Justiça determinou que Clóvis Durade Cândido fosse a júri popular pela morte de Veridiana Rodrigues Carneiro em 2015; ele foi expulso da PM após o crime

CAROLINE ALEIXO
Câmeras flagraram Durade atirando várias vezes contra a professora | Foto: Reprodução
O julgamento do ex-sargento da Polícia Militar Clóvis Durade Cândido será iniciado às 13h desta sexta-feira (12) no Palácio da Justiça Rondon Pacheco em Uberlândia. O réu foi acusado pela morte professora Veridiana Rodrigues Carneiro com quem teve um relacionamento amoroso. A vítima foi morta por diversos tiros no bairro Santa Mônica em 2015.

O réu fazia parte da banda musical da PM e chegou a ser expulso da corporação após o crime, permanecendo preso na Penitenciária Nelson Hungria, em Contagem, em pavilhão destinado a ex-policiais. 

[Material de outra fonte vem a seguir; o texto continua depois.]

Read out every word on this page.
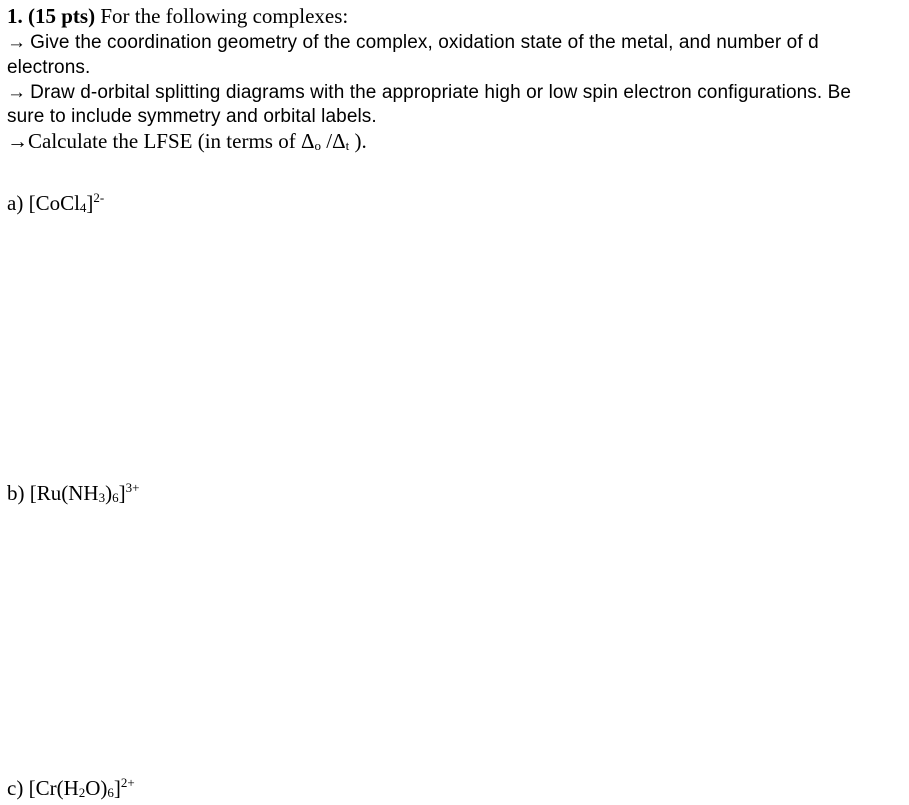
1. (15 pts) For the following complexes:
→ Give the coordination geometry of the complex, oxidation state of the metal, and number of d
electrons.
→ Draw d-orbital splitting diagrams with the appropriate high or low spin electron configurations. Be
sure to include symmetry and orbital labels.
→Calculate the LFSE (in terms of Δo /Δt ).
a) [CoCl4]$^{2-}$
b) $[Ru(NH3)6]^{3+}$
c) $[Cr(H2O)6]^{2+}$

A defesa do réu não arrolou testemunhas para o julgamento e, a previsão, é de que cinco pessoas sejam ouvidas como testemunhas de acusação no caso. Também serão ouvidos o promotor de Justiça Sylvio Fausto de Oliveira e o advogado de Durade, Júlio Antônio Moreira.

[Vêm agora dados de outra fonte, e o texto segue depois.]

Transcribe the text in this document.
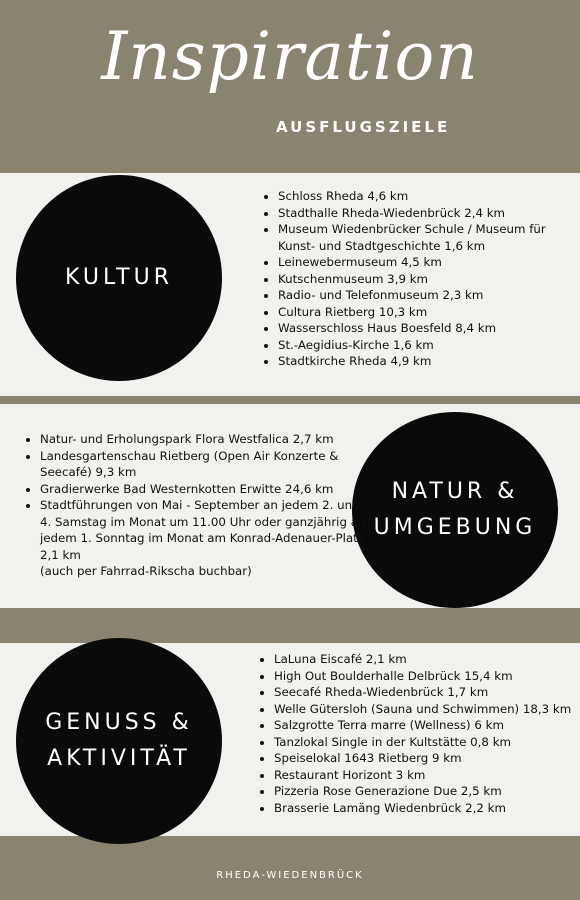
Inspiration
AUSFLUGSZIELE
KULTUR
• Schloss Rheda 4,6 km
• Stadthalle Rheda-Wiedenbrück 2,4 km
• Museum Wiedenbrücker Schule / Museum für Kunst- und Stadtgeschichte 1,6 km
• Leinewebermuseum 4,5 km
• Kutschenmuseum 3,9 km
• Radio- und Telefonmuseum 2,3 km
• Cultura Rietberg 10,3 km
• Wasserschloss Haus Boesfeld 8,4 km
• St.-Aegidius-Kirche 1,6 km
• Stadtkirche Rheda 4,9 km
NATUR &
UMGEBUNG
• Natur- und Erholungspark Flora Westfalica 2,7 km
• Landesgartenschau Rietberg (Open Air Konzerte & Seecafé) 9,3 km
• Gradierwerke Bad Westernkotten Erwitte 24,6 km
• Stadtführungen von Mai - September an jedem 2. und 4. Samstag im Monat um 11.00 Uhr oder ganzjährig an jedem 1. Sonntag im Monat am Konrad-Adenauer-Platz 2,1 km
(auch per Fahrrad-Rikscha buchbar)
GENUSS &
AKTIVITÄT
• LaLuna Eiscafé 2,1 km
• High Out Boulderhalle Delbrück 15,4 km
• Seecafé Rheda-Wiedenbrück 1,7 km
• Welle Gütersloh (Sauna und Schwimmen) 18,3 km
• Salzgrotte Terra marre (Wellness) 6 km
• Tanzlokal Single in der Kultstätte 0,8 km
• Speiselokal 1643 Rietberg 9 km
• Restaurant Horizont 3 km
• Pizzeria Rose Generazione Due 2,5 km
• Brasserie Lamäng Wiedenbrück 2,2 km
RHEDA-WIEDENBRÜCK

Clóvis responde pelo crime de homicídio duplamente qualificado por dificultar a defesa da vítima e motivo torpe (vingança). Se condenado, ele ainda poderá ter a pena atenuada caso o júri concorde com a defesa e o julgue semi-inimputável. Um laudo médico anexado aos autos atestou a semi-inimputalidade do réu. Segundo a defesa, isso comprova que o autor não estava pleno de suas faculdades mentais no momento do crime.

RELEMBRE
Veridiana tinha 36 anos quando foi executada no final da manhã do dia 27 de outubro de 2015 em via pública, depois que saiu da escola onde trabalhava e chegava em casa. A polícia teve acesso a imagens das câmeras de segurança que flagraram o ex-sargento da Polícia Militar (PM) atirando diversas vezes contra a mulher na rua Doutor Laerte Vieira Gonçalves.
 
A professora chegou a ser socorrida com vida, mas não resistiu aos ferimentos. Ela foi atingida por 13 disparos, conforme concluiu o inquérito da Polícia Civil, e os familiares disseram que o homem não aceitava o fim do relacionamento.

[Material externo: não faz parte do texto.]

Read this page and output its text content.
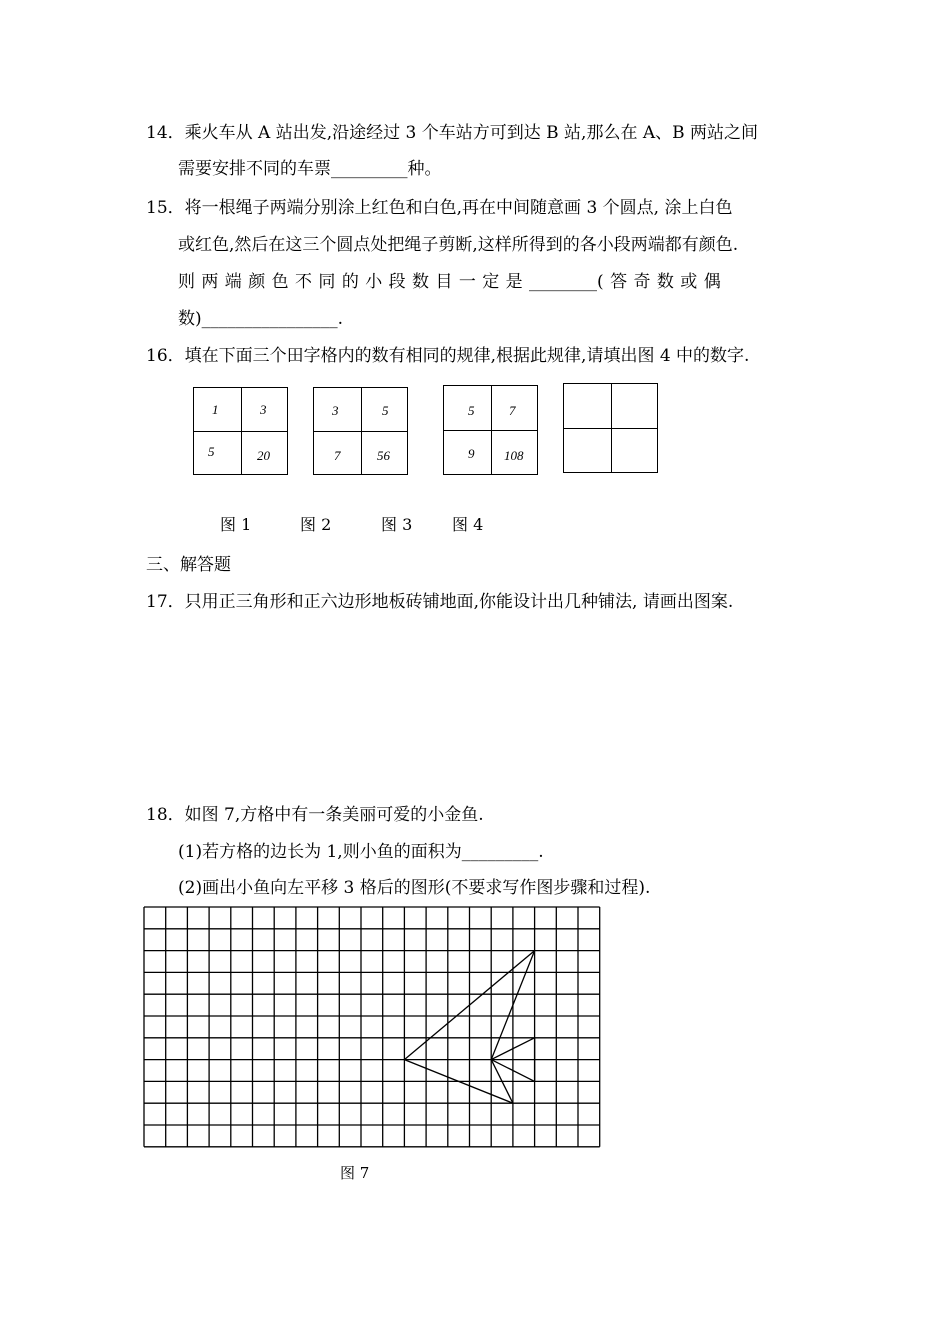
14．乘火车从 A 站出发,沿途经过 3 个车站方可到达 B 站,那么在 A、B 两站之间
需要安排不同的车票_________种。
15．将一根绳子两端分别涂上红色和白色,再在中间随意画 3 个圆点, 涂上白色
或红色,然后在这三个圆点处把绳子剪断,这样所得到的各小段两端都有颜色.
则 两 端 颜 色 不 同 的 小 段 数 目 一 定 是 ________( 答 奇 数 或 偶
数)________________.
16．填在下面三个田字格内的数有相同的规律,根据此规律,请填出图 4 中的数字.
1	3
5	20
3	5
7	56
5	7
9 108
图 1	图 2	图 3 图 4
三、解答题
17．只用正三角形和正六边形地板砖铺地面,你能设计出几种铺法, 请画出图案.
18．如图 7,方格中有一条美丽可爱的小金鱼.
(1)若方格的边长为 1,则小鱼的面积为_________.
(2)画出小鱼向左平移 3 格后的图形(不要求写作图步骤和过程).
图 7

Após o crime, o autor confesso foi encontrado em um bar na região e preso em flagrante pela própria PM. Durade, com 46 anos na época do crime, chegou a ficar internado e depois detido em uma cela do 17º Batalhão da Polícia Militar (BPM). Com a exclusão da PM, ele foi transferido para o presídio na região metropolitana.